Небо пасмурно, дубровушка шумит,
Красна девушка на бережку сидит…
Жолобнёшенько возговорит .

В двадцатых годах прошлого века перед переводчиками встала проблема: как же передавать на русском языке народную речь, встречающуюся у иностранных писателей? Некоторые решили передавать ее соответствующими эквивалентами русской народной речи. И, например, у будущего славянофила Погодина в его юношеском переводе «Геца фон Берлихингена» немец Сиверс говорит языком тульских или ярославских крестьян:
«Накостылял бы он шею Бамбергцу так, чтоб тот не забыл до новых веников…»
Это стало переводческой нормой при передаче чужого простонародного говора. В пятидесятых годах минувшего века, когда были предприняты попытки произвести такое же «омужичение» античного эпоса, их встретили горячими протестами.
Попытки были громкие, очень эффектные. Одна из них имела характер озорства и скандала, хотя ей была придана нарочитая форма ученого филологического исследования. Я говорю о нашумевшей статье О.И. Сенковского (Барона Брамбеуса) «Одиссея и ее переводы», напечатанной в «Библиотеке для чтения».
Статья эта, являющаяся умело замаскированным выпадом против переводов Жуковского, высказывает требование, чтобы «Одиссею» переводили не торжественно-витиеватым языком высших классов, а простонародным, крестьянским.
Видя в «Одиссее» «простонародные песни», «уличные краснобайства язычества», Сенковский выдвинул знаменательный тезис. «Просторечие какого бы то ни было языка, – утверждал он, – может быть переведено только на просторечие другого языка».
К «просторечию» Сенковский отнесся с огромным сочувствием.

«Просторечие, – говорил он в статье, – и есть настоящий язык, звуковое отражение общего и постоянного образа мыслей народа: язык вечный, неизменный».

Так называемый литературный язык был специально для данного случая поставлен ниже простонародного говора:

«Отборный, изящный язык или язык хорошего общества сделан уже из него искусственно… он вымысел, каприз, произвольный знак отличия, условный говор одного класса; и он беспрестанно меняется подобно всякому капризу».

На этом основании Сенковский с напускным демократизмом настаивает, чтобы народная поэма древних греков переводилась не на выспренний, украшенный, «благородный» язык, насыщенный церковнославянщиной, а на низовой, простонародный, крестьянский.
Он требует, чтобы нимфу Калипсо называли на деревенский манер – Покрывалихой, Зевса – Живбогом или Батькой небес, эфиопов – Черномазыми, Аполлона – Лучестрелом, Полифема – Круглоглазником, Прозерпину – Проползаной и т.д. и т.д., – и хочет, чтобы Юпитер восклицал, подобно деревенскому старосте:

«Э, батюшка!» –

и чтобы гомеровский гекзаметр начинался словами «ба! ба! ба!» ( – И И).
Он дает такой образец простонародного перевода отрывков из первой песни «Одиссеи»:

«Вот, дескать, о чем у меня кручинится нутро, отец наш, Жив Годочислович, высокодержавнейший!
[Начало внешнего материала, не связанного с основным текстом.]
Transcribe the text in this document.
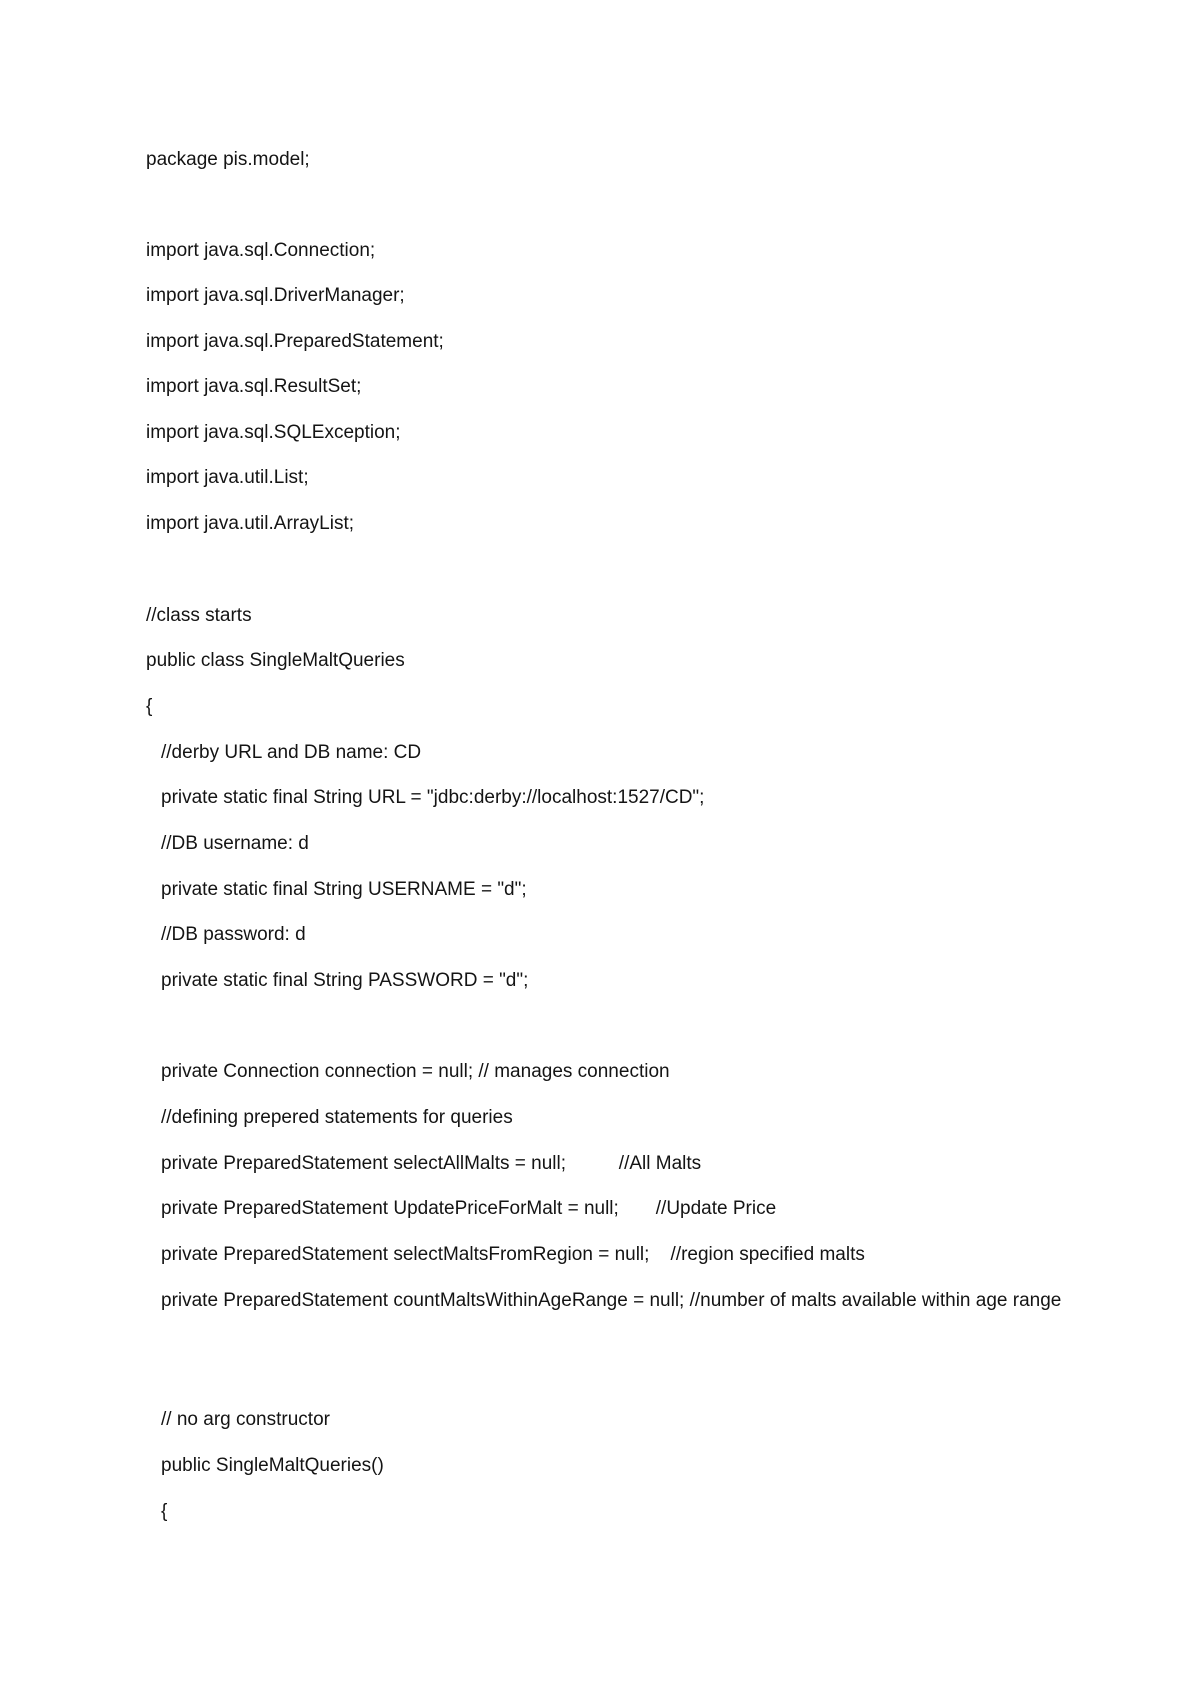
package pis.model;
import java.sql.Connection;
import java.sql.DriverManager;
import java.sql.PreparedStatement;
import java.sql.ResultSet;
import java.sql.SQLException;
import java.util.List;
import java.util.ArrayList;
//class starts
public class SingleMaltQueries
{
//derby URL and DB name: CD
private static final String URL = "jdbc:derby://localhost:1527/CD";
//DB username: d
private static final String USERNAME = "d";
//DB password: d
private static final String PASSWORD = "d";
private Connection connection = null; // manages connection
//defining prepered statements for queries
private PreparedStatement selectAllMalts = null;          //All Malts
private PreparedStatement UpdatePriceForMalt = null;       //Update Price
private PreparedStatement selectMaltsFromRegion = null;    //region specified malts
private PreparedStatement countMaltsWithinAgeRange = null; //number of malts available within age range
// no arg constructor
public SingleMaltQueries()
{
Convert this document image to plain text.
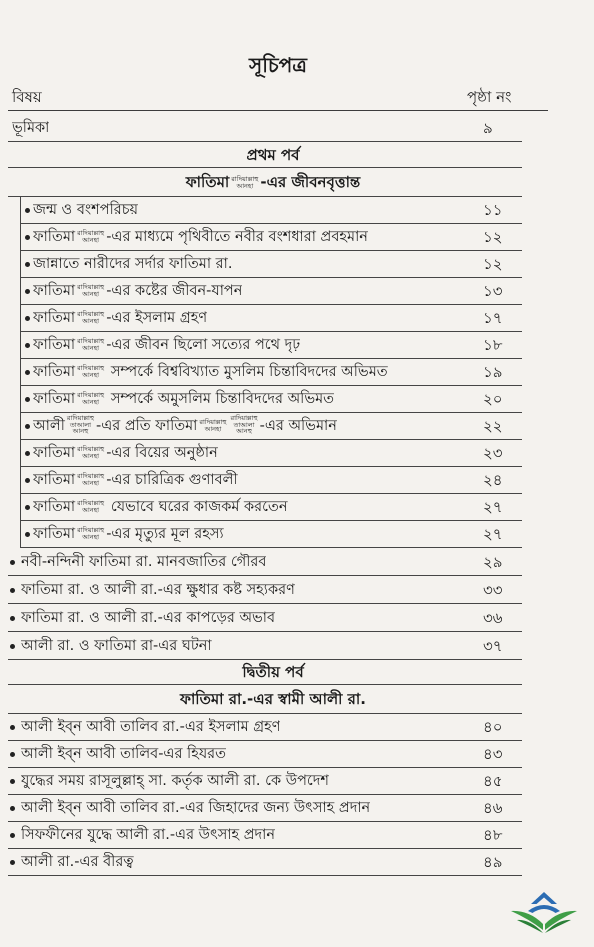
সূচিপত্র
বিষয়	পৃষ্ঠা নং
ভূমিকা	৯
প্রথম পর্ব
ফাতিমা রাদিয়াল্লাহু
আনহা -এর জীবনবৃত্তান্ত
জন্ম ও বংশপরিচয়	১১
ফাতিমা রাদিয়াল্লাহু
আনহা -এর মাধ্যমে পৃথিবীতে নবীর বংশধারা প্রবহমান	১২
জান্নাতে নারীদের সর্দার ফাতিমা রা.	১২
ফাতিমা রাদিয়াল্লাহু
আনহা -এর কষ্টের জীবন-যাপন	১৩
ফাতিমা রাদিয়াল্লাহু
আনহা -এর ইসলাম গ্রহণ	১৭
ফাতিমা রাদিয়াল্লাহু
আনহা -এর জীবন ছিলো সত্যের পথে দৃঢ়	১৮
ফাতিমা রাদিয়াল্লাহু
আনহা সম্পর্কে বিশ্ববিখ্যাত মুসলিম চিন্তাবিদদের অভিমত	১৯
ফাতিমা রাদিয়াল্লাহু
আনহা সম্পর্কে অমুসলিম চিন্তাবিদদের অভিমত	২০
আলী রাদিয়াল্লাহু
তাআলা
আনহু -এর প্রতি ফাতিমা রাদিয়াল্লাহু
আনহা
রাদিয়াল্লাহু
তাআলা
আনহু -এর অভিমান	২২
ফাতিমা রাদিয়াল্লাহু
আনহা -এর বিয়ের অনুষ্ঠান	২৩
ফাতিমা রাদিয়াল্লাহু
আনহা -এর চারিত্রিক গুণাবলী	২৪
ফাতিমা রাদিয়াল্লাহু
আনহা যেভাবে ঘরের কাজকর্ম করতেন	২৭
ফাতিমা রাদিয়াল্লাহু
আনহা -এর মৃত্যুর মূল রহস্য	২৭
নবী-নন্দিনী ফাতিমা রা. মানবজাতির গৌরব	২৯
ফাতিমা রা. ও আলী রা.-এর ক্ষুধার কষ্ট সহ্যকরণ	৩৩
ফাতিমা রা. ও আলী রা.-এর কাপড়ের অভাব	৩৬
আলী রা. ও ফাতিমা রা-এর ঘটনা	৩৭
দ্বিতীয় পর্ব
ফাতিমা রা.-এর স্বামী আলী রা.
আলী ইব্‌ন আবী তালিব রা.-এর ইসলাম গ্রহণ	৪০
আলী ইব্‌ন আবী তালিব-এর হিযরত	৪৩
যুদ্ধের সময় রাসূলুল্লাহ্ সা. কর্তৃক আলী রা. কে উপদেশ	৪৫
আলী ইব্‌ন আবী তালিব রা.-এর জিহাদের জন্য উৎসাহ প্রদান	৪৬
সিফফীনের যুদ্ধে আলী রা.-এর উৎসাহ প্রদান	৪৮
আলী রা.-এর বীরত্ব	৪৯
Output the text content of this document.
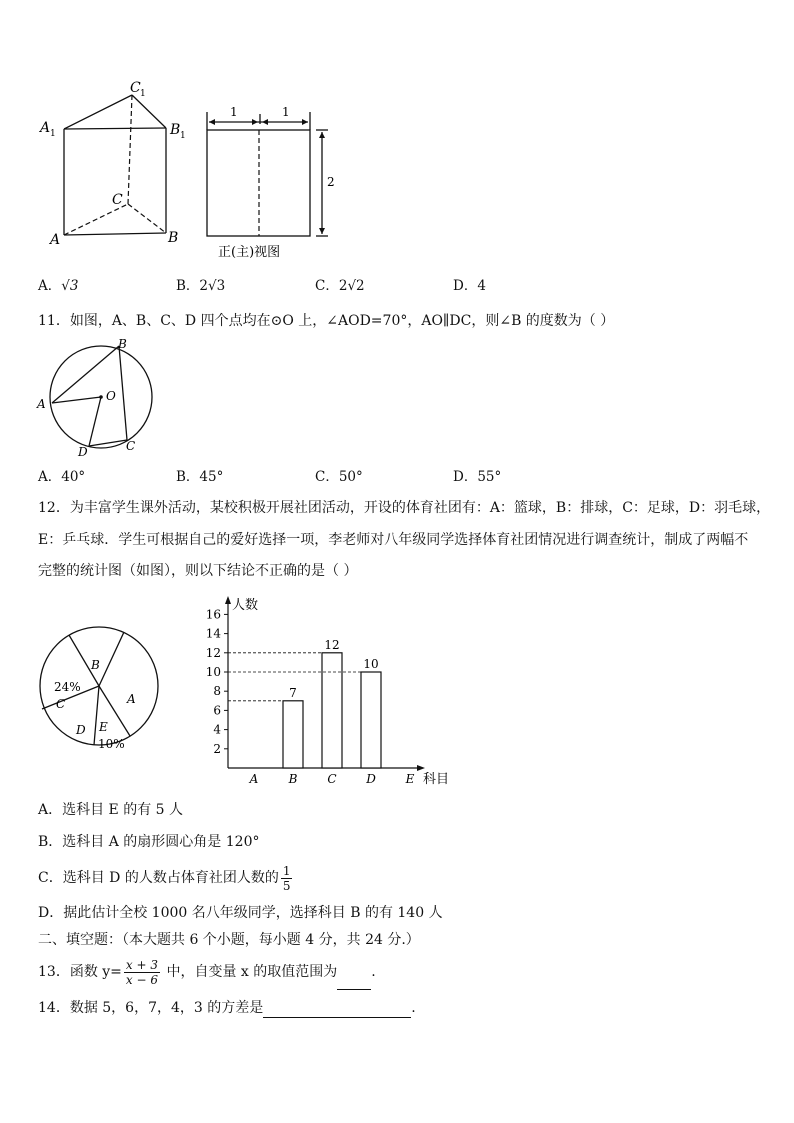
C 1
A 1	B 1
C
A	B
1	1
2
正(主)视图
A．√3	B．2√3	C．2√2	D．4
11．如图，A、B、C、D 四个点均在⊙O 上，∠AOD=70°，AO∥DC，则∠B 的度数为（ ）
B
A
O
C
D
A．40°	B．45°	C．50°	D．55°
12．为丰富学生课外活动，某校积极开展社团活动，开设的体育社团有：A：篮球，B：排球，C：足球，D：羽毛球，
E：乒乓球．学生可根据自己的爱好选择一项，李老师对八年级同学选择体育社团情况进行调查统计，制成了两幅不
完整的统计图（如图），则以下结论不正确的是（ ）
B
A
24%
C
D E
10%	2
4
6
8
10
12
14
16
A	B C D E
7
12
10
人数
科目
A．选科目 E 的有 5 人
B．选科目 A 的扇形圆心角是 120°
C．选科目 D 的人数占体育社团人数的 $\frac{1}{5}$
D．据此估计全校 1000 名八年级同学，选择科目 B 的有 140 人
二、填空题：（本大题共 6 个小题，每小题 4 分，共 24 分.）
13．函数 $y= \frac{x + 3}{x - 6}$ 中，自变量 x 的取值范围为 .
14．数据 5，6，7，4，3 的方差是	.
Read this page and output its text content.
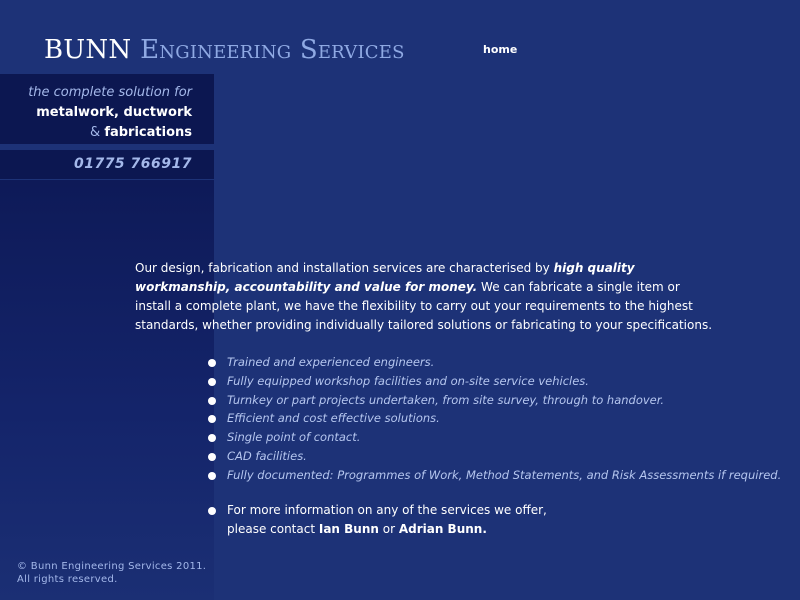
BUNN Engineering Services	home
the complete solution for
metalwork, ductwork
& fabrications
01775 766917

Our design, fabrication and installation services are characterised by high quality workmanship, accountability and value for money. We can fabricate a single item or install a complete plant, we have the flexibility to carry out your requirements to the highest standards, whether providing individually tailored solutions or fabricating to your specifications.

Trained and experienced engineers.
Fully equipped workshop facilities and on-site service vehicles.
Turnkey or part projects undertaken, from site survey, through to handover.
Efficient and cost effective solutions.
Single point of contact.
CAD facilities.
Fully documented: Programmes of Work, Method Statements, and Risk Assessments if required.
For more information on any of the services we offer,
please contact Ian Bunn or Adrian Bunn.
© Bunn Engineering Services 2011.
All rights reserved.
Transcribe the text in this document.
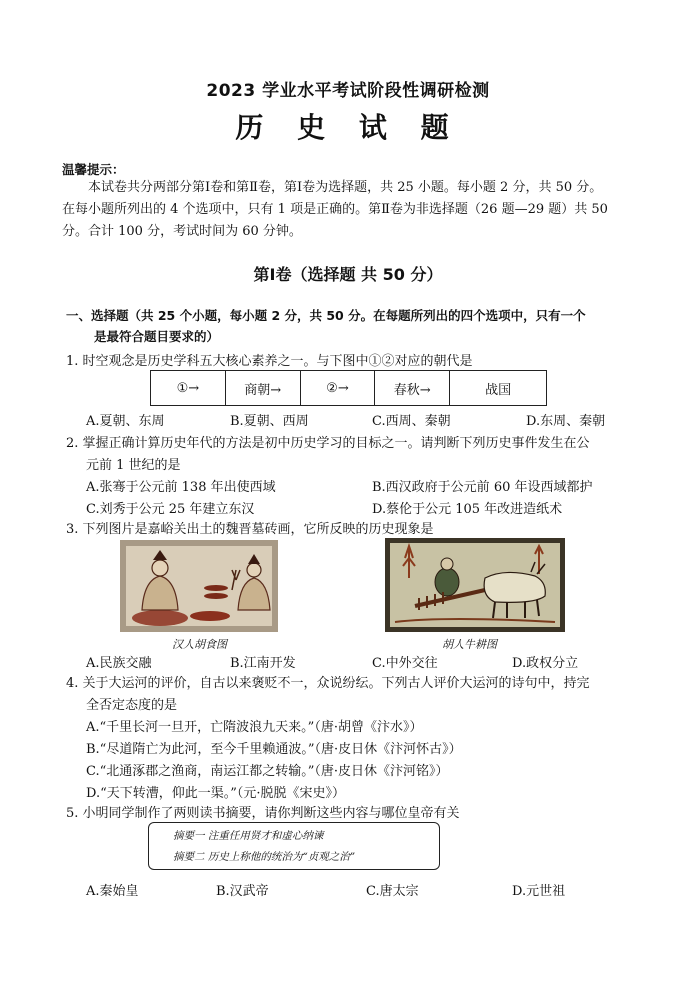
2023 学业水平考试阶段性调研检测
历 史 试 题
温馨提示：
本试卷共分两部分第Ⅰ卷和第Ⅱ卷，第Ⅰ卷为选择题，共 25 小题。每小题 2 分，共 50 分。
在每小题所列出的 4 个选项中，只有 1 项是正确的。第Ⅱ卷为非选择题（26 题—29 题）共 50
分。合计 100 分，考试时间为 60 分钟。
第Ⅰ卷（选择题 共 50 分）
一、选择题（共 25 个小题，每小题 2 分，共 50 分。在每题所列出的四个选项中，只有一个
是最符合题目要求的）
1. 时空观念是历史学科五大核心素养之一。与下图中①②对应的朝代是
①→	商朝→	②→	春秋→	战国
A.夏朝、东周	B.夏朝、西周	C.西周、秦朝	D.东周、秦朝
2. 掌握正确计算历史年代的方法是初中历史学习的目标之一。请判断下列历史事件发生在公
元前 1 世纪的是
A.张骞于公元前 138 年出使西域	B.西汉政府于公元前 60 年设西域都护
C.刘秀于公元 25 年建立东汉	D.蔡伦于公元 105 年改进造纸术
3. 下列图片是嘉峪关出土的魏晋墓砖画，它所反映的历史现象是
汉人胡食图	胡人牛耕图
A.民族交融	B.江南开发	C.中外交往	D.政权分立
4. 关于大运河的评价，自古以来褒贬不一，众说纷纭。下列古人评价大运河的诗句中，持完
全否定态度的是
A.“千里长河一旦开，亡隋波浪九天来。”（唐·胡曾《汴水》）
B.“尽道隋亡为此河，至今千里赖通波。”（唐·皮日休《汴河怀古》）
C.“北通涿郡之渔商，南运江都之转输。”（唐·皮日休《汴河铭》）
D.“天下转漕，仰此一渠。”（元·脱脱《宋史》）
5. 小明同学制作了两则读书摘要，请你判断这些内容与哪位皇帝有关
摘要一 注重任用贤才和虚心纳谏
摘要二 历史上称他的统治为“贞观之治”
A.秦始皇	B.汉武帝	C.唐太宗	D.元世祖
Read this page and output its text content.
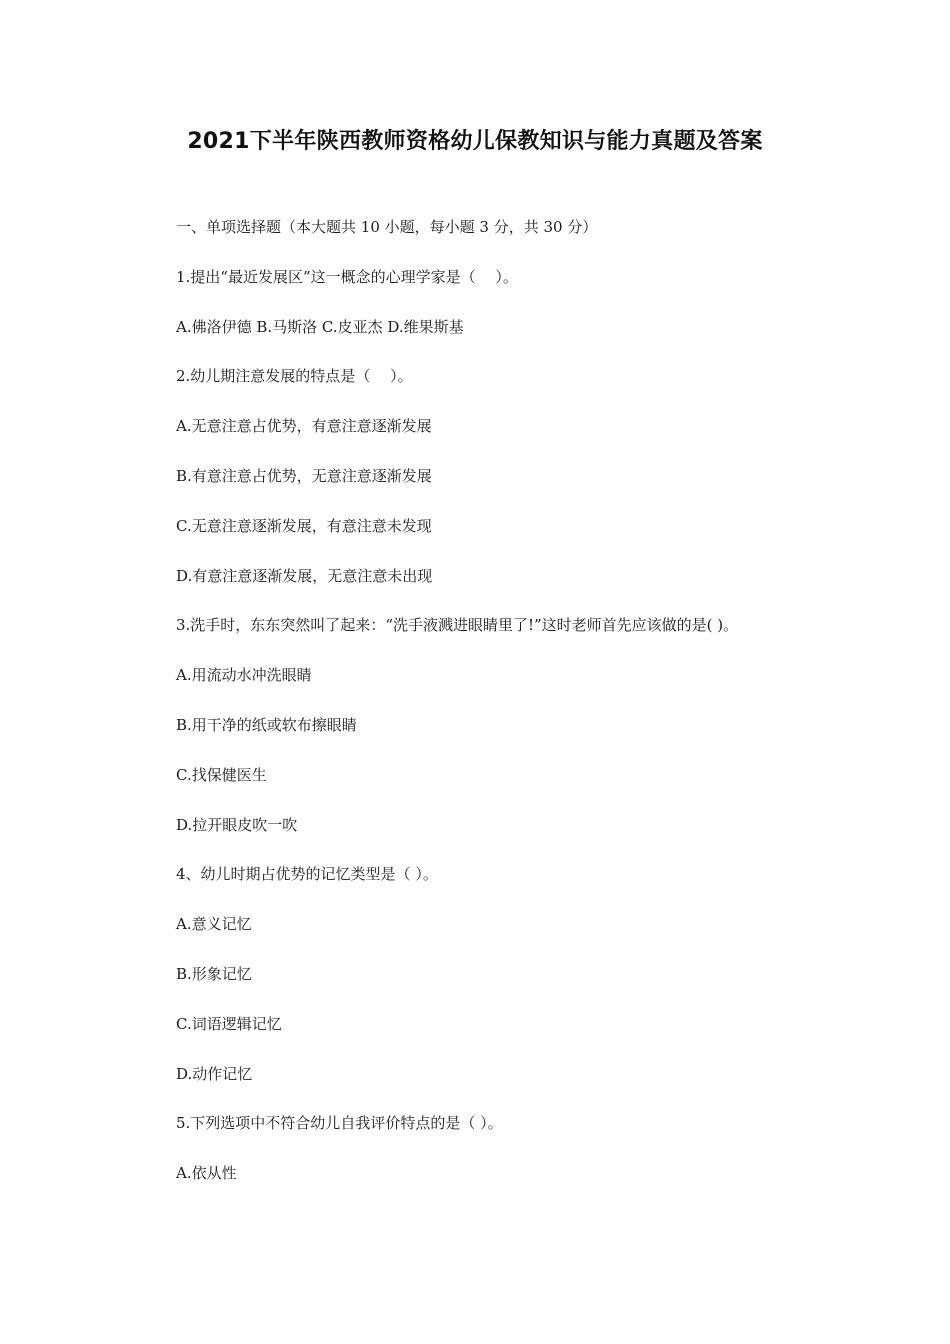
2021下半年陕西教师资格幼儿保教知识与能力真题及答案
一、单项选择题（本大题共 10 小题，每小题 3 分，共 30 分）
1.提出“最近发展区”这一概念的心理学家是（　 ）。
A.佛洛伊德 B.马斯洛 C.皮亚杰 D.维果斯基
2.幼儿期注意发展的特点是（　 ）。
A.无意注意占优势，有意注意逐渐发展
B.有意注意占优势，无意注意逐渐发展
C.无意注意逐渐发展，有意注意未发现
D.有意注意逐渐发展，无意注意未出现
3.洗手时，东东突然叫了起来：“洗手液溅进眼睛里了!”这时老师首先应该做的是( )。
A.用流动水冲洗眼睛
B.用干净的纸或软布擦眼睛
C.找保健医生
D.拉开眼皮吹一吹
4、幼儿时期占优势的记忆类型是（ ）。
A.意义记忆
B.形象记忆
C.词语逻辑记忆
D.动作记忆
5.下列选项中不符合幼儿自我评价特点的是（ ）。
A.依从性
Честная нимфа Покрывалиха, которая живет, как барыня, в резных полированных хоромах, поймала бедняжку Сбегнева… тому домой к жене смерть хочется, а честная Покрывалиха настаивает – будь ей мужем! непременно!»
Жив-Див поделом ей заметил:
«Дитя мое, что это за речь перескочила у тебя через частокол зубов?»

До этой страницы статья имела хоть внешнюю видимость литературной серьезности, но дальше, как почти всегда у Сенковского, началось демонстративное фиглярство. Оказалось, что город Трою следует переводить словом Тройка. Агамемнона надо именовать в переводе Распребешан Невпопадович, Клитемнестру – Драчунова, Ореста – Грубиян Распребешанович, Антигону – Выродок Распребешановна, Пелея – Сизоголубов.
Эта шутовская филология в духе Вельтмана закончилась невероятным открытием, что «Одиссея» – поэма славянства и что все ее герои – славяне. Геркулес – Ярослав, Дамокл – Мерослав и т.д.
Статья написана так балаганно, что даже те здравые мысли, которые встречаются на ее первых страницах, кажутся дикою ложью. Критик Дружинин тогда же отозвался на нее в некрасовском журнале «Современник».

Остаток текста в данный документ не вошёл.